Foto: planen-bauen 4.0

Auf Initiative des Bundesministeriums für Verkehr und digitale Infrastruktur und in Zusammenarbeit  mit dem Bundesministerium des Innern, für Bau und Heimat ist das Nationale BIM-Kompetenzzentrum auf den Weg gebracht worden. Die beiden Bundesministerien wollen das Nationale BIM-Kompetenzzentrum gemeinsam betreiben und so für ein einheitliches und abgestimmtes Vorgehen im Infrastruktur- und Hochbau sorgen. Ziel ist, die Digitalisierung im Bauwesen zu beschleunigen. Mit Planung und Betrieb wurde die planenbauen 4.0 GmbH beauftragt.

Die Digitalisierung verändert alle Branchen – das gilt auch für das Planen, Bauen und Betreiben von Gebäuden.

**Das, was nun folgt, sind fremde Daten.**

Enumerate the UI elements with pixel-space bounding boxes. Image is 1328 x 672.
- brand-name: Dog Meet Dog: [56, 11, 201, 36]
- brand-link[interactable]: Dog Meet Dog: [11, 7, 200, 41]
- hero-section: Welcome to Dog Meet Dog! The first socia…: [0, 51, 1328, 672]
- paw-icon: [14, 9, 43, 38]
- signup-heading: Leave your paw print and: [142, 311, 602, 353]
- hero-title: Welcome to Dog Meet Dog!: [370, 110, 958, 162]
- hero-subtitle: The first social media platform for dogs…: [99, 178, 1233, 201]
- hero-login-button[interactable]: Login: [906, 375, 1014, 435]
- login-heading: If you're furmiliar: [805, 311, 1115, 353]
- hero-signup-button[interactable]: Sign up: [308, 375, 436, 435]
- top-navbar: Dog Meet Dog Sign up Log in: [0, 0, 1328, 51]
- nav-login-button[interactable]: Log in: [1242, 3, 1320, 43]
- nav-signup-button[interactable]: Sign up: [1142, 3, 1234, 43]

Das Nationale BIM-Kompetenzzentrum soll die wichtigsten Akteure vernetzen und Knowhow bündeln.

Auch sollen alle Bereiche des Planens, Bauens und Nutzens von Bauwerken im Hochund Infrastrukturbau abgedeckt werden und das Kompetenzzentrum soll als zentrale öffentliche Anlaufstelle für BIM-relevante Informationen dienen. Es unterstützt den Bund bei folgenden Aufgaben: Qualitätssicherung und Koordination der BIM-Aktivitäten, Entwicklung und Umsetzung einer einheitlichen Normungs- und open-BIM-Strategie, Aufstellung von Aus- und Fortbildungskonzepten, Erarbeitung von Anforderungen und Benchmarks, Einrichtung und inhaltliche Pflege eines BIMPortals mit Datenbank, Prüfwerkzeugen und BIM-Objekten.